Caiman de Douala est un autre club mythique des cotes du Cameroun. Son affiliation à la Ligue régionale du Littoral, ne permet pas aux jeunes générations de camerounais de deviner son passé glorieux. Les bana ba ngando ont remporté trois championnats nationaux (1962, 1968 et 1975), ce qui leur a valu des participations aux joutes continentales. L’équipe est presque livrée à elle-même aujourd’hui, selon un membre du staff technique qui a requis l’anonymat. Pour lui l’élite du canton Akwa est quasi absente. Difficile donc de lever des fonds.
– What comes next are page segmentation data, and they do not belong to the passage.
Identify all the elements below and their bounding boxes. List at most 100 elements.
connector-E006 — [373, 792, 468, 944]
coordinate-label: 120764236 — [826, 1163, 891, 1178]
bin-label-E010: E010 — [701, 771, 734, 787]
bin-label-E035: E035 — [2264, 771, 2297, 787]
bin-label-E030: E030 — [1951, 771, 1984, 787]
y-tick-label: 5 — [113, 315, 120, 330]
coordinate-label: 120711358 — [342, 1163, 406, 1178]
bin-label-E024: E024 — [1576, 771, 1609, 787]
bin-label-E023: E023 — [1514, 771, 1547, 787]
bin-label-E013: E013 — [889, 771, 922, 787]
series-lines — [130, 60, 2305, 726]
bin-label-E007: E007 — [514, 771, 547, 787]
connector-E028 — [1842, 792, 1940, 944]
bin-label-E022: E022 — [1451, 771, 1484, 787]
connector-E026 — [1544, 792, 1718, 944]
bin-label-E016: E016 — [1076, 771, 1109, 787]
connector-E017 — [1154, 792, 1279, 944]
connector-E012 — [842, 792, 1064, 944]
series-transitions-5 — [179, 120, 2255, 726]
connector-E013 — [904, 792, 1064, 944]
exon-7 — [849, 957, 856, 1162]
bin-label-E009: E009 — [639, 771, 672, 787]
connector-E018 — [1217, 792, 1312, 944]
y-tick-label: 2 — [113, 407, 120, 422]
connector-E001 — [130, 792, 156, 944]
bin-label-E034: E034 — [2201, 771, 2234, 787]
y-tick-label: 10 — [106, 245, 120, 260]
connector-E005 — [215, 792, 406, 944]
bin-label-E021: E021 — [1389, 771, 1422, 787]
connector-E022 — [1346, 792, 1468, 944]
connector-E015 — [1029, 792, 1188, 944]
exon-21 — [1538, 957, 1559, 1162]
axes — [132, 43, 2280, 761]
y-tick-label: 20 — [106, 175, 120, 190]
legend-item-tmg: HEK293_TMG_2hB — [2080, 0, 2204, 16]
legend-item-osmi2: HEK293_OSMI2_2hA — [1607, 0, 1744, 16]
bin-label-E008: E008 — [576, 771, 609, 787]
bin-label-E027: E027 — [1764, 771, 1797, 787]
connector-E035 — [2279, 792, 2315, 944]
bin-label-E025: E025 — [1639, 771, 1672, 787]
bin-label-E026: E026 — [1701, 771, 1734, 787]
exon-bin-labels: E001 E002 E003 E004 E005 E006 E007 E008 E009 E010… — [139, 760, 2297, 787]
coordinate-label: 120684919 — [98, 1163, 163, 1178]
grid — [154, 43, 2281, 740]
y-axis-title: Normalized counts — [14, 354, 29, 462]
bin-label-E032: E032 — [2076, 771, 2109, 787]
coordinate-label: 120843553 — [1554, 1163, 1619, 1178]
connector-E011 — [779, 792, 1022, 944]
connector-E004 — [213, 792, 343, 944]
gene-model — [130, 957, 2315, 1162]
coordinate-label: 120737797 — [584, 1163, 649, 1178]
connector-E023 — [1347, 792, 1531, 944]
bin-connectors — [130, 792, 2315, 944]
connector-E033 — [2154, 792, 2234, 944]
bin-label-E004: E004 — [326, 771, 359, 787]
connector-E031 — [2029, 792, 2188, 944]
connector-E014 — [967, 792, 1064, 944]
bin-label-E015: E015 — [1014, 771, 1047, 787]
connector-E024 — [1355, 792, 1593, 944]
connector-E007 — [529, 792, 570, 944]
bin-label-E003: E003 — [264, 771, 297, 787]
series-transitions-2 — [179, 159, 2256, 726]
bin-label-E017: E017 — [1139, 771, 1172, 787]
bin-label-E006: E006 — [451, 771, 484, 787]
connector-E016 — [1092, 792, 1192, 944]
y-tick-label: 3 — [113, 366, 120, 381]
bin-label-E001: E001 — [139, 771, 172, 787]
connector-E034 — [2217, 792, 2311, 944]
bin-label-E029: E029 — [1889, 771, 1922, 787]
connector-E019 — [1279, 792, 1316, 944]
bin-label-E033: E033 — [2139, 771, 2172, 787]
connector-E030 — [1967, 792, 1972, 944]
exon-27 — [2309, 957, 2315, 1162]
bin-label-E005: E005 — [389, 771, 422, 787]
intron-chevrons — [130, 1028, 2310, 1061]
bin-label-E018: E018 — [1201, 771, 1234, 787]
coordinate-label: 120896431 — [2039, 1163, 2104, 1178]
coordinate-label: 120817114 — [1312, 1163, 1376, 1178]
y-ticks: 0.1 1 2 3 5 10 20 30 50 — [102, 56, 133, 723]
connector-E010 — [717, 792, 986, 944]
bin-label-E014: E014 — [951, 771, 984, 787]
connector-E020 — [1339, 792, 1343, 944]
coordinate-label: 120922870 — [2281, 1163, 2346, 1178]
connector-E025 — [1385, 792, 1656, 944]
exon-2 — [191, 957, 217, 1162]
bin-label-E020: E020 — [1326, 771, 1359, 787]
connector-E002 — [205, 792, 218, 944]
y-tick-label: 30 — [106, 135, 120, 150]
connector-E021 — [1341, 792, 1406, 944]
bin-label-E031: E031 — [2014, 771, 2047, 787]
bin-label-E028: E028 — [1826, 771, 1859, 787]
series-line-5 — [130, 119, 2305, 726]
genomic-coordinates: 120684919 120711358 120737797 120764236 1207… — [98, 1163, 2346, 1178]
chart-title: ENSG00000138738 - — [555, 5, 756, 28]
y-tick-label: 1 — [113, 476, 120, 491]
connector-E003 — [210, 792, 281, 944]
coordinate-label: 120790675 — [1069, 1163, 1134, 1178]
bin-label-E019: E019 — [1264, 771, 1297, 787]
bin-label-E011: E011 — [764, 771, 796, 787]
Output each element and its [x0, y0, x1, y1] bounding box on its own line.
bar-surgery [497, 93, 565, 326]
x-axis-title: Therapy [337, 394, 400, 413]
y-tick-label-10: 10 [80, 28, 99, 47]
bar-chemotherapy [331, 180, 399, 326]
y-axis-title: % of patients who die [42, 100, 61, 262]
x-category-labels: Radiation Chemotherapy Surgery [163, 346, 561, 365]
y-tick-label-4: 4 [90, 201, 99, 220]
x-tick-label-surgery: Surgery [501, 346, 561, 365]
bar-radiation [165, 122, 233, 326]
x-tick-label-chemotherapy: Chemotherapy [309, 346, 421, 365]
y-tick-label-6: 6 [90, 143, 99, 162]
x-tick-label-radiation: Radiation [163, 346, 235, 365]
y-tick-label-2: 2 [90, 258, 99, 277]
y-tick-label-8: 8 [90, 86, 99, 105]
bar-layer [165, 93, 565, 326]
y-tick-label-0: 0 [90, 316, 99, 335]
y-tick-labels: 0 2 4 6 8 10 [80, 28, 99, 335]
Situation quasi identique pour le Léopard du canton Deido. L’équipe se retrouve dans les profondeurs du Championnat régional du Littoral. Mais là s’arrête la comparaison. Les raisons de la déchéance du club sont assez insolites. Selon Maximilien Ntone Diboti, Pca du club, la situation de Léopard « est assimilable à celle du club anglais Arsenal. Le club anglais forme les jeunes et les revend aux autres équipes ». Ce serait de cette manière que les bana ba njo ont été dépouillés de leurs meilleurs atouts. Ici l’on évoque entre autres : Roger Milla, Adalbert Mangamba ou encore Raymond Kalla Nkongo qui ont fait les beaux jours de clubs plus nantis, après avoir évolué au sein de l’équipe de Deido.  Dynamo fc, Aigle du Moungo connaissent eux aussi les affres des Divisions inférieures, après avoir connu la gloire.

Dans la région du Centre, la ville de Yaoundé ne se retrouve plus dans ses clubs mythiques. Canon de Yaoundé bien que présent en Ligue 1, est à des années-lumière de ses performances d’antan. Depuis plusieurs saisons le club évite de justesse la relégation. Son dernier trophée remonte à l’année 2002. Malgré la forte opposition de Cotonsport de Garoua, le kpa-kum reste le club le plus titré avec  10 Championnats et 11 Coupes du Cameroun. Sur le plan continental le club a remporté 3 Coupes des Champions et 1 Coupe des Coupes, ce qui en fait l’un des clubs les plus titrés d’Afrique. Le kpa-kum est plombé par des luttes fratricides pour le leadership. Situation quasi identique pour le Tonnerre Kalara Club. L’équipe du quartier mvog ada peut faire valoir également des titres nationaux et continentaux.